Opposition Leader Bill Shorten will outline the $400 million plan on Wednesday with a vow to make economic security for women one of his priorities at the next federal election.
The Labor scheme would deliver a top-up payment for thousands of super accounts every year for those on parental leave, addressing one of the factors that leaves women with about 60 per cent of the retirement savings of men.
Mr Shorten told Fairfax Media the measure to improve economic security "should be an election priority" because of the gap in the average super balances between men and women at their retirement.
The move comes as Prime Minister Scott Morrison tries to contain a Liberal Party row over the number of women in Parliament and concerns about intimidation of MPs during the leadership spill that toppled Malcolm Turnbull.
Mr Shorten is expected to announce the new policy alongside Labor shadow treasurer Chris Bowen on Wednesday, in their first major policy initiative since the leadership turmoil at the top of the government.
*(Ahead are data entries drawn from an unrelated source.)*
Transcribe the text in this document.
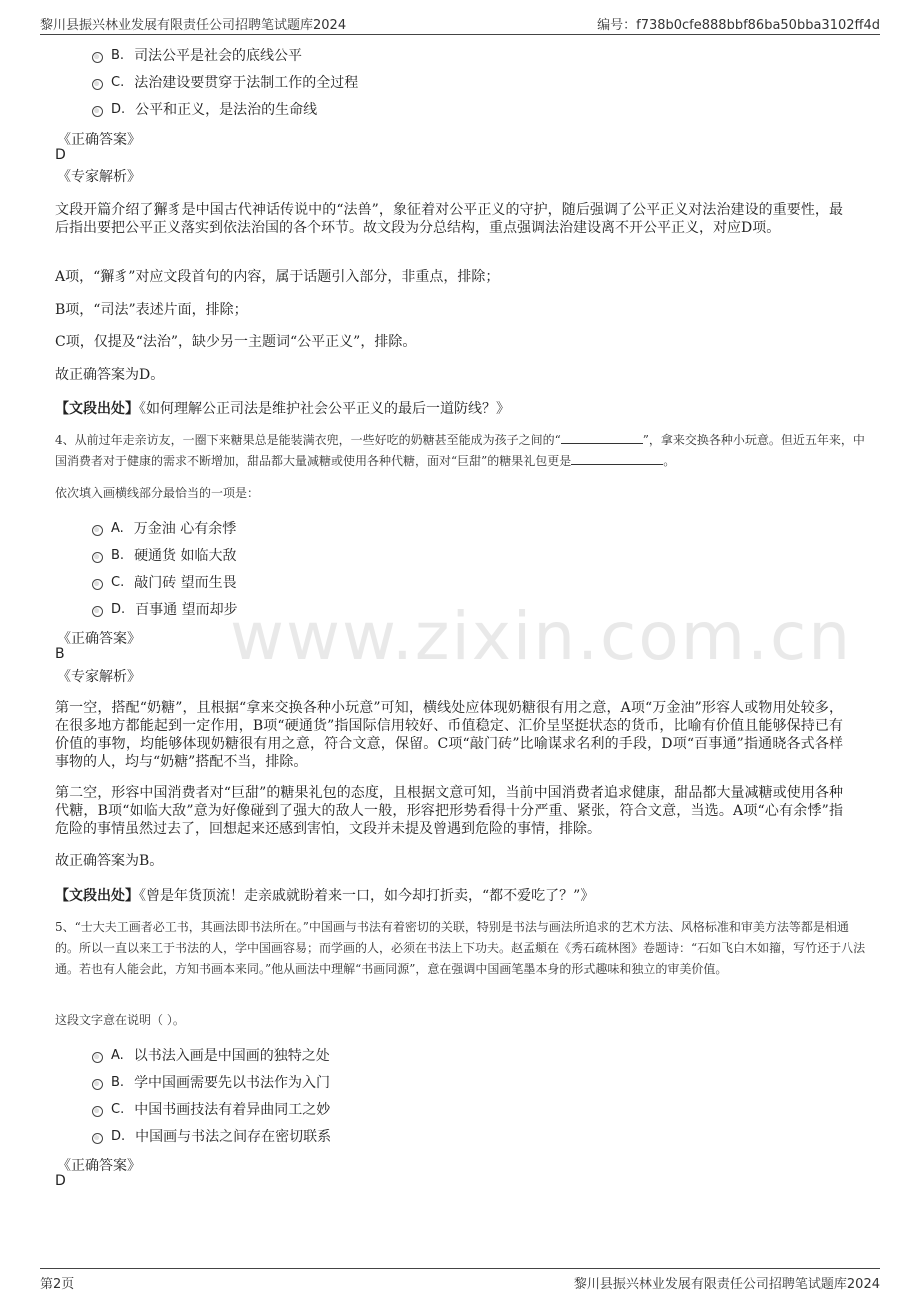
黎川县振兴林业发展有限责任公司招聘笔试题库2024	编号：f738b0cfe888bbf86ba50bba3102ff4d
www.zixin.com.cn
B. 司法公平是社会的底线公平
C. 法治建设要贯穿于法制工作的全过程
D. 公平和正义，是法治的生命线
《正确答案》
D
《专家解析》
文段开篇介绍了獬豸是中国古代神话传说中的“法兽”，象征着对公平正义的守护，随后强调了公平正义对法治建设的重要性，最后指出要把公平正义落实到依法治国的各个环节。故文段为分总结构，重点强调法治建设离不开公平正义，对应D项。
A项，“獬豸”对应文段首句的内容，属于话题引入部分，非重点，排除；
B项，“司法”表述片面，排除；
C项，仅提及“法治”，缺少另一主题词“公平正义”，排除。
故正确答案为D。
【文段出处】《如何理解公正司法是维护社会公平正义的最后一道防线？》
4、从前过年走亲访友，一圈下来糖果总是能装满衣兜，一些好吃的奶糖甚至能成为孩子之间的“	”，拿来交换各种小玩意。但近五年来，中国消费者对于健康的需求不断增加，甜品都大量减糖或使用各种代糖，面对“巨甜”的糖果礼包更是	。
依次填入画横线部分最恰当的一项是：
A. 万金油 心有余悸
B. 硬通货 如临大敌
C. 敲门砖 望而生畏
D. 百事通 望而却步
《正确答案》
B
《专家解析》
第一空，搭配“奶糖”，且根据“拿来交换各种小玩意”可知，横线处应体现奶糖很有用之意，A项“万金油”形容人或物用处较多，在很多地方都能起到一定作用，B项“硬通货”指国际信用较好、币值稳定、汇价呈坚挺状态的货币，比喻有价值且能够保持已有价值的事物，均能够体现奶糖很有用之意，符合文意，保留。C项“敲门砖”比喻谋求名利的手段，D项“百事通”指通晓各式各样事物的人，均与“奶糖”搭配不当，排除。
第二空，形容中国消费者对“巨甜”的糖果礼包的态度，且根据文意可知，当前中国消费者追求健康，甜品都大量减糖或使用各种代糖，B项“如临大敌”意为好像碰到了强大的敌人一般，形容把形势看得十分严重、紧张，符合文意，当选。A项“心有余悸”指危险的事情虽然过去了，回想起来还感到害怕，文段并未提及曾遇到危险的事情，排除。
故正确答案为B。
【文段出处】《曾是年货顶流！走亲戚就盼着来一口，如今却打折卖，“都不爱吃了？”》
5、“士大夫工画者必工书，其画法即书法所在。”中国画与书法有着密切的关联，特别是书法与画法所追求的艺术方法、风格标准和审美方法等都是相通的。所以一直以来工于书法的人，学中国画容易；而学画的人，必须在书法上下功夫。赵孟頫在《秀石疏林图》卷题诗：“石如飞白木如籀，写竹还于八法通。若也有人能会此，方知书画本来同。”他从画法中理解“书画同源”，意在强调中国画笔墨本身的形式趣味和独立的审美价值。
这段文字意在说明（ ）。
A. 以书法入画是中国画的独特之处
B. 学中国画需要先以书法作为入门
C. 中国书画技法有着异曲同工之妙
D. 中国画与书法之间存在密切联系
《正确答案》
D
第2页	黎川县振兴林业发展有限责任公司招聘笔试题库2024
Many women are forced to halt contributions to their superannuation accounts when they have children, with the federal government’s parental leave scheme paying $719.35 a week but not offering anything towards super.
A Labor government would add a super contribution to be paid directly to the recipient’s super fund or paid to an employer who would make the contribution.
Mr Shorten said that every day a woman looked after a child under the federal scheme was a day her super balance was on hold.
"This isn't fair and it's contributing to the growing superannuation gap between men and women," he said.
"Superannuation paid on parental leave is an investment in a better and fairer retirement for Australian women."
The payments would go to about 167,000 recipients of the Commonwealth paid parental leave scheme and another 80,000 recipients of the "dad and partner payments" scheme.
The new payments would be targeted at the same parents who qualify for the Commonwealth's paid parental leave scheme, which offers $719.35 a week for 18 weeks for those who meet a work test and earn less than $150,000 a year.
While women are expected to be the main beneficiaries, the policy will also help men who choose to take parental leave.
Women have super fund balances of about $157,000 upon retirement on average, compared with $270,000 for men.
"There are inequities in our super system which disadvantage women," Mr Bowen said.
"Labor’s changes will see thousands of women benefit from tens of thousands of dollars more in retirement income."
The average addition to a single super fund could be about $400 a year, enough to add significantly more over time as a result of fund earnings.
The Labor scheme would start in July 2020 if Mr Shorten wins the next election and would be accompanied by other measures including an annual "women’s budget statement" to make gender equity a factor in all policy decisions.
In a significant move for employers, Labor would also phase out a rule that means people earning less than $450 a month do not get any super guarantee levy.
The threshold will fall by $100 every year and cease to exist by 2024, which would gradually add 400,000 people to the ranks of millions of workers who get the super guarantee levy paid by their employers.
The levy is currently 9.5 per cent of salaries and is scheduled to rise to 12 per cent.
Labor calculates that a woman who is 26 and earning about $46,000 a year would be able to build a super balance about 4.6 per cent bigger by the time she retired at the age of 66 with the help of the top-up payments. This assumes she had two children by the age of 30.
Under the existing scheme, the woman would gain a super balance of about $525,000 upon retirement at 66. That would rise to almost $550,000 under the Labor policy, an addition of about $25,000.